Why do they say that XML provides type safety and how is it expressed in the XML itself?

How is it different from JSON (for example) which (as I understand) is not type safe?

Best Answer

Because of the XML Schema Definition (XSD).

With XML, you can have an additional file which describes the schema. It indicates, for example, that the element /a/b is an array and contains from 1 to 10 elements, or that the element /a/c is an integer. You can find an example of an XSD here.

Validation of a given XML file through an XSD is supported by many languages. For example, a .NET application may request an XML file from an untrusted source and check that it matches the XSD; then, it can save it to a Microsoft SQL Server database, which can in turn contains an XSD and do the check again (to ensure that any client which have access to the database complies).

XSD is not the only language.

  • If you've done web development, you certainly heard about Document Type Definition (DTD)—a markup language which defines the structure of XML and is used especially in validation of HTML-related content. While it cannot do all things XSD can, such as ensure that an element or an attribute contains an integer number, it can still perform a bunch of structure checks.

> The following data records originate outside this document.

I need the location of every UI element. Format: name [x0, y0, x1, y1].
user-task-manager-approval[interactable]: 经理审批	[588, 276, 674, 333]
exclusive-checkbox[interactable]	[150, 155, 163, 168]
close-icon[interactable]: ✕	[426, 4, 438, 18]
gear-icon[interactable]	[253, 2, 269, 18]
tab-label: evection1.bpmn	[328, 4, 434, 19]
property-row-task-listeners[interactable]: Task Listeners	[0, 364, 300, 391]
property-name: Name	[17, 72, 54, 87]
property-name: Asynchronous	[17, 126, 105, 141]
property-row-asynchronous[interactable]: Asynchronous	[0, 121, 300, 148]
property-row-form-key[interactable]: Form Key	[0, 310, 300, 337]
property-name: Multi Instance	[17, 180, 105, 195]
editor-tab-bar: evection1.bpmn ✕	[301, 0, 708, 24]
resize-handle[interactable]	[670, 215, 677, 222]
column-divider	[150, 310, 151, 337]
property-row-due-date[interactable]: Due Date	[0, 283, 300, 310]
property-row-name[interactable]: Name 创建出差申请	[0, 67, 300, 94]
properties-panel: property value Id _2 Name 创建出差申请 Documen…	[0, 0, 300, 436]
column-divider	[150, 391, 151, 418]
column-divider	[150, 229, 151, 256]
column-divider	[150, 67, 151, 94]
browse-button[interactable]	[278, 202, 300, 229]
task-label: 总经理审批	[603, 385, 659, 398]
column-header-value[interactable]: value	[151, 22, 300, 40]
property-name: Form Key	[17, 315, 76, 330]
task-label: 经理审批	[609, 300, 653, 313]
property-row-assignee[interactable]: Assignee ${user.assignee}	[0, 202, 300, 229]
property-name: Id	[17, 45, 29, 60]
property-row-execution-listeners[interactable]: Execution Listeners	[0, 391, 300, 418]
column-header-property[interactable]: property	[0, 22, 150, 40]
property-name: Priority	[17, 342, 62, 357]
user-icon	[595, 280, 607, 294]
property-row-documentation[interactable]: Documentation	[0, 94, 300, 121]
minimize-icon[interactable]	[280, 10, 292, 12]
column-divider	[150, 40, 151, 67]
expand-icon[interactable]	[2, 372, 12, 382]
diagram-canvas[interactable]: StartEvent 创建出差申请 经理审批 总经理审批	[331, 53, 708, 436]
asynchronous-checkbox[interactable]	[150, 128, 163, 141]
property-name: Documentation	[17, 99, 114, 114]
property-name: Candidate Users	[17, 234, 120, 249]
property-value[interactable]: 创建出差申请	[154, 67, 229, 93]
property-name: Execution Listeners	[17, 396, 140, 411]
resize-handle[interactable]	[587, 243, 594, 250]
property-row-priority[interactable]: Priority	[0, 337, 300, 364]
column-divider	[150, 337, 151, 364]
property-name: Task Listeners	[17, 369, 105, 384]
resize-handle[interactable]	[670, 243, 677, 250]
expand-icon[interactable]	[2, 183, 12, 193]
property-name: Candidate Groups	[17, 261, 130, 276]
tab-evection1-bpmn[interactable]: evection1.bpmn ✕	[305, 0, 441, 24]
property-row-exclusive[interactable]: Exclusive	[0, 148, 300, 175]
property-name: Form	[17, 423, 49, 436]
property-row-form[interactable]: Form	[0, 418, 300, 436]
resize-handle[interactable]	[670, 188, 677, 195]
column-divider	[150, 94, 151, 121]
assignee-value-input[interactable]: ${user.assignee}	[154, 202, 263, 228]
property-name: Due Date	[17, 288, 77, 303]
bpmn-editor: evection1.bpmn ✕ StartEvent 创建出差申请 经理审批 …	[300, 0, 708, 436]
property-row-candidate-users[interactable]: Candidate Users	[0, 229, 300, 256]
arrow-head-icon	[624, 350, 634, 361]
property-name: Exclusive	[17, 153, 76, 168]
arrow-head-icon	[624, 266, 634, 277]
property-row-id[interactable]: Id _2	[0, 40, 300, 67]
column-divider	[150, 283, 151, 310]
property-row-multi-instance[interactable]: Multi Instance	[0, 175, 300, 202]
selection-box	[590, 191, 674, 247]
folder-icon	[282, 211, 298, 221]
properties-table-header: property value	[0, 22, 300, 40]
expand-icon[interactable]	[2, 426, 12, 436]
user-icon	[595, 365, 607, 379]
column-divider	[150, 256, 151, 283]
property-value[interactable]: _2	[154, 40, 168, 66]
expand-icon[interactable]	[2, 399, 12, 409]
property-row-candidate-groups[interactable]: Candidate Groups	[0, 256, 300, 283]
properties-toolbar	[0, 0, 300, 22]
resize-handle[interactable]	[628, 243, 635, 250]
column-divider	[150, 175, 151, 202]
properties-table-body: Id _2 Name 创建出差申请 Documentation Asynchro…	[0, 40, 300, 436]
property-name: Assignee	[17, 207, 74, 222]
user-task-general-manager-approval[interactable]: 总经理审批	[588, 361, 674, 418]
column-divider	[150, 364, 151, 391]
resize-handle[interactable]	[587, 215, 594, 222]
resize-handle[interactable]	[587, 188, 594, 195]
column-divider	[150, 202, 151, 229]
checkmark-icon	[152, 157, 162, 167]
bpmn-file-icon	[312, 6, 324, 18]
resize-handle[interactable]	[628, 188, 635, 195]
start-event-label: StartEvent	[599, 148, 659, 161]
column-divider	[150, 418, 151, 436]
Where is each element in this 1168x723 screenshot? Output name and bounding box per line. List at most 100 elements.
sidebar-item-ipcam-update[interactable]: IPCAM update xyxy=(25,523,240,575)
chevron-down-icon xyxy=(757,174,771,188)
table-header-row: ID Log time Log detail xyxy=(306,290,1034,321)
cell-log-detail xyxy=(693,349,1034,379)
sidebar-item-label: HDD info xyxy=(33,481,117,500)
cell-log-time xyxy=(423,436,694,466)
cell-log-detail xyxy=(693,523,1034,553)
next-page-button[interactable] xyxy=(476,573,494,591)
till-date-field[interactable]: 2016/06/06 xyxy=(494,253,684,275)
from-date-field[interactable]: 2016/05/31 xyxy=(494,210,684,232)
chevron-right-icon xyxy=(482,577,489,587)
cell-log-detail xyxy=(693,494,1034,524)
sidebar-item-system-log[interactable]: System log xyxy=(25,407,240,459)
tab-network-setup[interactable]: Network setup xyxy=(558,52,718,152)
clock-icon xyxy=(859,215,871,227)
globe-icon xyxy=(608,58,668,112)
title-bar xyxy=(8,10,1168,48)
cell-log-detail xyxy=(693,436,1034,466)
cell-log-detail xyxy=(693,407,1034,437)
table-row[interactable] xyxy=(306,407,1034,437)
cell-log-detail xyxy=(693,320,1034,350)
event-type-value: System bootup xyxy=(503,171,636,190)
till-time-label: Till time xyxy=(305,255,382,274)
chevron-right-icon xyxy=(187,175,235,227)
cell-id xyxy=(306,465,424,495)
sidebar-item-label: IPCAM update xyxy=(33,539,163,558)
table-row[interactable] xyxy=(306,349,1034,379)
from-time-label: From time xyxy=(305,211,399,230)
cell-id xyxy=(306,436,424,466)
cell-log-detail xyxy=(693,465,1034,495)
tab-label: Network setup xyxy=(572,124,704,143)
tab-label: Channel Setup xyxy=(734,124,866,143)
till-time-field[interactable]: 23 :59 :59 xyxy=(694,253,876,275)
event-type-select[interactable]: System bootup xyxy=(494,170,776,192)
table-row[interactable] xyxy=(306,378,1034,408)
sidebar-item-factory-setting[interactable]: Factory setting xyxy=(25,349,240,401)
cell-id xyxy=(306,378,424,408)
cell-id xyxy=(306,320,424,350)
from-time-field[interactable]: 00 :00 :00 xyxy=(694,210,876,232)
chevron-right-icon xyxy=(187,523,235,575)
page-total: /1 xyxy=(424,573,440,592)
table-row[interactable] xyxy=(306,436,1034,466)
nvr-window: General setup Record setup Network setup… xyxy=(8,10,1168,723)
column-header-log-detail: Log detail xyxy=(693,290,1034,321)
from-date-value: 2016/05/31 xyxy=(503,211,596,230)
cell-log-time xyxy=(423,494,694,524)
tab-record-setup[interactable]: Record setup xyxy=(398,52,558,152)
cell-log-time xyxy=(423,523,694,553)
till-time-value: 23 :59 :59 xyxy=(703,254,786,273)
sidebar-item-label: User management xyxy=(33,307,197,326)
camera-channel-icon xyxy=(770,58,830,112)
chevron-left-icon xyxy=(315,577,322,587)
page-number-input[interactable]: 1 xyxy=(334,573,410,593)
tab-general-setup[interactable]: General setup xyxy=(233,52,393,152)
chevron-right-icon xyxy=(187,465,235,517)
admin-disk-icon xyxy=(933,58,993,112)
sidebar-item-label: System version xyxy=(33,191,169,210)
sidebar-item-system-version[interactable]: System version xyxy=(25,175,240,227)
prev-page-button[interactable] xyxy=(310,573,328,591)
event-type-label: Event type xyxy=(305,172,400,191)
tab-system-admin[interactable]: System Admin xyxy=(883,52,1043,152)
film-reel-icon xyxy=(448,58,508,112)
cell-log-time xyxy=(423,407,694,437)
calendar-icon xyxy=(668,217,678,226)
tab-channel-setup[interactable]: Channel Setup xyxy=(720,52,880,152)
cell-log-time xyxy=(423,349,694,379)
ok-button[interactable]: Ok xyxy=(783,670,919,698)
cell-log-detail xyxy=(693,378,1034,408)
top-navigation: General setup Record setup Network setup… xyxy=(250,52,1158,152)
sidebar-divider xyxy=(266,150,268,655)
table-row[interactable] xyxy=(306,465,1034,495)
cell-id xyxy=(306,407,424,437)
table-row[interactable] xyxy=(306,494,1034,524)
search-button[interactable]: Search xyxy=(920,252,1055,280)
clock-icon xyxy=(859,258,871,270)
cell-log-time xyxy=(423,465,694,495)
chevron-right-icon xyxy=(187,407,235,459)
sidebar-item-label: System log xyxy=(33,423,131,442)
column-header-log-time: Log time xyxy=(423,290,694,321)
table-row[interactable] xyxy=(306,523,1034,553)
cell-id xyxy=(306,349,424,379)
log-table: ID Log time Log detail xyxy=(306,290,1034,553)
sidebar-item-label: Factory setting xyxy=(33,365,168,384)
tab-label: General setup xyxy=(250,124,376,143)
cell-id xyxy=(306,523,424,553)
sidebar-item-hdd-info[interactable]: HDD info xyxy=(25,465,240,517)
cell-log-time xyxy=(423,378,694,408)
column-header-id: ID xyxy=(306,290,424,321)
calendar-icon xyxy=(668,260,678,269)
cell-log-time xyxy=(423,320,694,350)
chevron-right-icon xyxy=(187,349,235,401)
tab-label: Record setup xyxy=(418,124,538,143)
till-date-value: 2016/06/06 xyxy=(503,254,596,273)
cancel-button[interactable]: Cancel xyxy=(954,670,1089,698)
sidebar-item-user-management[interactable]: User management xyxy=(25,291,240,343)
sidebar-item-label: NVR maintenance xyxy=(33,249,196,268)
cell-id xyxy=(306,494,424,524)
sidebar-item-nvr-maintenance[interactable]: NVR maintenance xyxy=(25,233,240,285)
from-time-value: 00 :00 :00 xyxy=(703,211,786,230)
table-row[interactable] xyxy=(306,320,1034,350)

  • RELAX NG has a benefit of being relatively simple compared to other languages and can be written in a more compact form than XML.

  • Schematron is another “rule-based validation language for making assertions about the presence or absence of patterns in XML trees” (Wikipedia) and presents a slightly different approach, based on XPath assertions.

Similar initiatives for JSON are not that popular (especially, I believe, in Microsoft-centric corporate world). One of the reasons is that JSON is intended for situations where the data structure is rather basic (i.e. can be expressed as a tree, without the need for attributes, for instance) and don't necessarily need to be validated. An excellent example is a REST API used by a dynamically-typed language:

  • the client is very easy and fast to implement,
  • the API is trusted not to change,
  • the client can easily deal with specific leafs where validation is necessary (for instance check that /something/percentage is an actual number and is in 0..100 range).